Alex decided that JFSA was where he wanted his donation to go and wrote his grandmother about his experience at the Innovators Lunch.
Alex’s uncle, Ari Shiff, was impressed with Alex’s letter.
“I thought it was so nice that I sent his email to my kids and said, ‘Why can’t you be more like your cousin Alex’?” Ari says. The email was persuasive. All five of Ari Shiff and Carla van Messel’s kids jumped on the JFSA bandwagon.
The multi-generational Shiff humour came through in some of the responses. In her email, Allie, 22, wrote “I’m so lucky to have such a lovely bubby and not one of those evil kinds of bubbys that … make them eat gefilte fish. Or borscht.” She went on to outline aspects of JFSA’s work with people living in poverty, newcomers and seniors.
Jed, 20, cited JFSA’s efforts to settle new Canadians and help them obtain Canadian certification for trades or professions they had in their places of origin. He signed himself “Your favourite grandson.”
Rosie, 18, called JFSA a “one-stop shop for people who need help,” where services are provided in a “respectful, dignified way.”
Adam, 16, itemized the services JFSA provides seniors as his reason for allocating his donation.
Micah, 13, was particularly passionate, citing his involvement in the Chesed Club at Vancouver Talmud Torah (VTT), which has been working to support refugees to Canada. JFSA, he wrote, helps refugees get back on their feet in a new homeland.
“I would really like to thank you for this opportunity, because all year I have wanted to donate money to this cause but I don’t have money of my own to give,” he wrote.
Together, the Shiff kids decided to leverage their gifts by creating a Youth Philanthropy matching gift program this year. Their collective $6,000 will be pledged to JFSA, to match donations 1:1 from other young people, up to the age of 25. They are hoping their peers will donate bar or bat mitzvah money or some cash from part-time jobs to help raise critical funds to support JFSA programs and services.

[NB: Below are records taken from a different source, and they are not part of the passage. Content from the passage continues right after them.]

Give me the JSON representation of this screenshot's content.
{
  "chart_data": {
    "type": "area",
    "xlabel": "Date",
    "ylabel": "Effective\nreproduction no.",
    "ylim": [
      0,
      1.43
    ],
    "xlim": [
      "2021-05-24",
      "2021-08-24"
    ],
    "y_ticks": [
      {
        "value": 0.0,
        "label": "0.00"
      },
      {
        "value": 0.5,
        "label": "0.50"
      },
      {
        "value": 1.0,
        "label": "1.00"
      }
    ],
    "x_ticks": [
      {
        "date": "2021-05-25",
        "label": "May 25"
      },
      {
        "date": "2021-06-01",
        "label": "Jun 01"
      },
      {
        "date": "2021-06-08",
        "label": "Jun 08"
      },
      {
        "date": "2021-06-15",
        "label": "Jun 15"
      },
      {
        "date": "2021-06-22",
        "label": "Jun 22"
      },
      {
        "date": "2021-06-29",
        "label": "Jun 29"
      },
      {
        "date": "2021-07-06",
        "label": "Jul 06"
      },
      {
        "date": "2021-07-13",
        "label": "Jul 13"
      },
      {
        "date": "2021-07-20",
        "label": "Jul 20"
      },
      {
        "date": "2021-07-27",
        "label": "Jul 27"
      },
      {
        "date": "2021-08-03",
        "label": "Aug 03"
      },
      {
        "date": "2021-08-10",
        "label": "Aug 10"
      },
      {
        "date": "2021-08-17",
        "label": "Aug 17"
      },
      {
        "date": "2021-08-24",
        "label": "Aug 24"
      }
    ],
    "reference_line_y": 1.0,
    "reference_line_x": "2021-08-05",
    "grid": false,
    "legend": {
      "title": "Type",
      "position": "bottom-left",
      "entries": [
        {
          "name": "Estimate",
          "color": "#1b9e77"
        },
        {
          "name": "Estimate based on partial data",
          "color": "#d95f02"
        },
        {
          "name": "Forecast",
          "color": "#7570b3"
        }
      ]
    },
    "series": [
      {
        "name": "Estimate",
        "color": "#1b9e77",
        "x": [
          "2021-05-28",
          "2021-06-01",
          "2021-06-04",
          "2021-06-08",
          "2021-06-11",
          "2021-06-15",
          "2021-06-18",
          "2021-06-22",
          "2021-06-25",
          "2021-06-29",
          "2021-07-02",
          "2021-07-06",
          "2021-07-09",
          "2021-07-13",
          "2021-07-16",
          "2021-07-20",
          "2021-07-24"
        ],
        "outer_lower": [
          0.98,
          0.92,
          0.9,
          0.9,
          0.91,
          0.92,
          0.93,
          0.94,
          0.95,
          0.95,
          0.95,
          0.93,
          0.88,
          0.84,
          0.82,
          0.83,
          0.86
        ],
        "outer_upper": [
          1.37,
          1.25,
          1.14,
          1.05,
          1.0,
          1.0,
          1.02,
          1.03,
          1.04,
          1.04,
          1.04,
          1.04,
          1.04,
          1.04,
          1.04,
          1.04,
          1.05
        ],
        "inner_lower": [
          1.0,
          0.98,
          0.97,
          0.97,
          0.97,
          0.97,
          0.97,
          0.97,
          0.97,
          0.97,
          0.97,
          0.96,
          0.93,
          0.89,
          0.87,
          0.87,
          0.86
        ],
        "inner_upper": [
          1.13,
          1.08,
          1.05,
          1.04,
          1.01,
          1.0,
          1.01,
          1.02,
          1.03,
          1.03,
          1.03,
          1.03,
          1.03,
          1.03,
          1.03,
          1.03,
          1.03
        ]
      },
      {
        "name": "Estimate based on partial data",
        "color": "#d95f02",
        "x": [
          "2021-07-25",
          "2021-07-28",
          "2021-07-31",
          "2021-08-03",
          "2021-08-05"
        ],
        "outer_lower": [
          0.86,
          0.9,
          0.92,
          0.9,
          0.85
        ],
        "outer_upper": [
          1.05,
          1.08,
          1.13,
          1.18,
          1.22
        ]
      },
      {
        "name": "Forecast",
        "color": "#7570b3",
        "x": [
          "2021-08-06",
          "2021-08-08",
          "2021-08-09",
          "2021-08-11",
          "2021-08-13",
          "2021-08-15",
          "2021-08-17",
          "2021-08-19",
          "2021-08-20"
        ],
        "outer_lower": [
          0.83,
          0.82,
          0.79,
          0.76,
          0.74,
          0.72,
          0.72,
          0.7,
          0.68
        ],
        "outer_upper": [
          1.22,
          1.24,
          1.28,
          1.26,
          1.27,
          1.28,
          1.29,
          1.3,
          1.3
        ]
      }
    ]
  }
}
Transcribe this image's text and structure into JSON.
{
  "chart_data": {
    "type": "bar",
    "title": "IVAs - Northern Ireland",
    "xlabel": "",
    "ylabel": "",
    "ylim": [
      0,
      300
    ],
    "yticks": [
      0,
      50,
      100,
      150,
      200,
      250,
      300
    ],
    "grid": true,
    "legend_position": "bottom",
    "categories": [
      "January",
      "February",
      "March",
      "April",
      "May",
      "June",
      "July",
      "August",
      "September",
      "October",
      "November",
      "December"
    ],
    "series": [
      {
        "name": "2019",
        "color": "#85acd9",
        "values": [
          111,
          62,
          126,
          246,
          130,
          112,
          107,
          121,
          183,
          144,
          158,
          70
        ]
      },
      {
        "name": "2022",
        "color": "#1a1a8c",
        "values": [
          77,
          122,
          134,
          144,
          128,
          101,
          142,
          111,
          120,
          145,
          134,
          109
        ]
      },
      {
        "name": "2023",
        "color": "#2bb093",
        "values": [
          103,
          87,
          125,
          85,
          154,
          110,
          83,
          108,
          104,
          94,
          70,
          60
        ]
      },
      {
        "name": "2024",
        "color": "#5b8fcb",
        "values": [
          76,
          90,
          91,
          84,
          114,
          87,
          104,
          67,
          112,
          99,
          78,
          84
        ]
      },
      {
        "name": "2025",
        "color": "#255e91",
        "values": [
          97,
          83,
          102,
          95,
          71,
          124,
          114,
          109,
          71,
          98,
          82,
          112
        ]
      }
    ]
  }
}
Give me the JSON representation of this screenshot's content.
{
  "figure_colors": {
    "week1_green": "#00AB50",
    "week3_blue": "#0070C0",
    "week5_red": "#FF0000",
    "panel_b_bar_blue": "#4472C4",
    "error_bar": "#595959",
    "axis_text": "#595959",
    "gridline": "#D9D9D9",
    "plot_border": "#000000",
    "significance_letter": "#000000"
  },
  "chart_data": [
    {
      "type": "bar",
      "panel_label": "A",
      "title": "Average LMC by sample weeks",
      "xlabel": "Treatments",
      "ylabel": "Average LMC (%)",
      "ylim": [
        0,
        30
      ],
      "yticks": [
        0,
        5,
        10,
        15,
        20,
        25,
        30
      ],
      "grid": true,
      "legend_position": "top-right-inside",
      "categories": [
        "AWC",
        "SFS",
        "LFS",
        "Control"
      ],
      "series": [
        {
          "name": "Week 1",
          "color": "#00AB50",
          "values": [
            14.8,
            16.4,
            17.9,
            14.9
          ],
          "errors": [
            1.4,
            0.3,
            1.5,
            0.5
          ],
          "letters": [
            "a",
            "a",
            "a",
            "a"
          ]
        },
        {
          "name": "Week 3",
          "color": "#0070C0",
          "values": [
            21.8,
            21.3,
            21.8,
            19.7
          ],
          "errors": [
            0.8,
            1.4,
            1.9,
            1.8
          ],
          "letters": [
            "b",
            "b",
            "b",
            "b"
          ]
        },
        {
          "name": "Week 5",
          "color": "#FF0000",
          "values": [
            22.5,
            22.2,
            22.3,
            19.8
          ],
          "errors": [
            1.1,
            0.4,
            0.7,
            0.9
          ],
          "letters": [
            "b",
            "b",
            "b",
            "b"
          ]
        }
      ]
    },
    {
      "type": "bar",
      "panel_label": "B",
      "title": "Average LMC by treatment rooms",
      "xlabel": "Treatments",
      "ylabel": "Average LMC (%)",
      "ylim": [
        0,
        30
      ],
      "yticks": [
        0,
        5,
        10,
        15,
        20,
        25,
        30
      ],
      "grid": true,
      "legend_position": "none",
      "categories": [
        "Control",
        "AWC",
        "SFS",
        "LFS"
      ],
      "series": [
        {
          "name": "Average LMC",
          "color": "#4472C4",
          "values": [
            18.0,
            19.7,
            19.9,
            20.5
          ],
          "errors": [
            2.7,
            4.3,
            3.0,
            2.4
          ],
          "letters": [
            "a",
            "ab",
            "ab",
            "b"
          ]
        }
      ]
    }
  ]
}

Ari Shiff thinks his mother’s idea was a great one. In the Jewish community, he says, there is a double-edged sword to family giving. Joining together to give as a family is a way to maximize impact, he acknowledges, but he has been involved in multiple major fundraising campaigns in Vancouver where even people in their 50s tell him, “Go talk to my dad.” Getting successive generations engaged in philanthropy as early as possible is ideal, he says.
Ari has been involved in programs at VTT, King David high school and elsewhere to try to get young people to think about philanthropy.
His goal, he says, is “to encourage kids who think their $18 doesn’t mean anything to understand that actually your $18 means a whole lot. And we’ll match it to make it worth more.”
Nephew Alex wants peers to think of things relatively.
“There’s a lot of stories about the struggles of Millennials – difficulties finding employment, the cost of housing, student debt – but when you really look at your life and you come into contact with folks that really have it tough, and are truly struggling, you realize that there is really a lot of yourself you can give,” he says.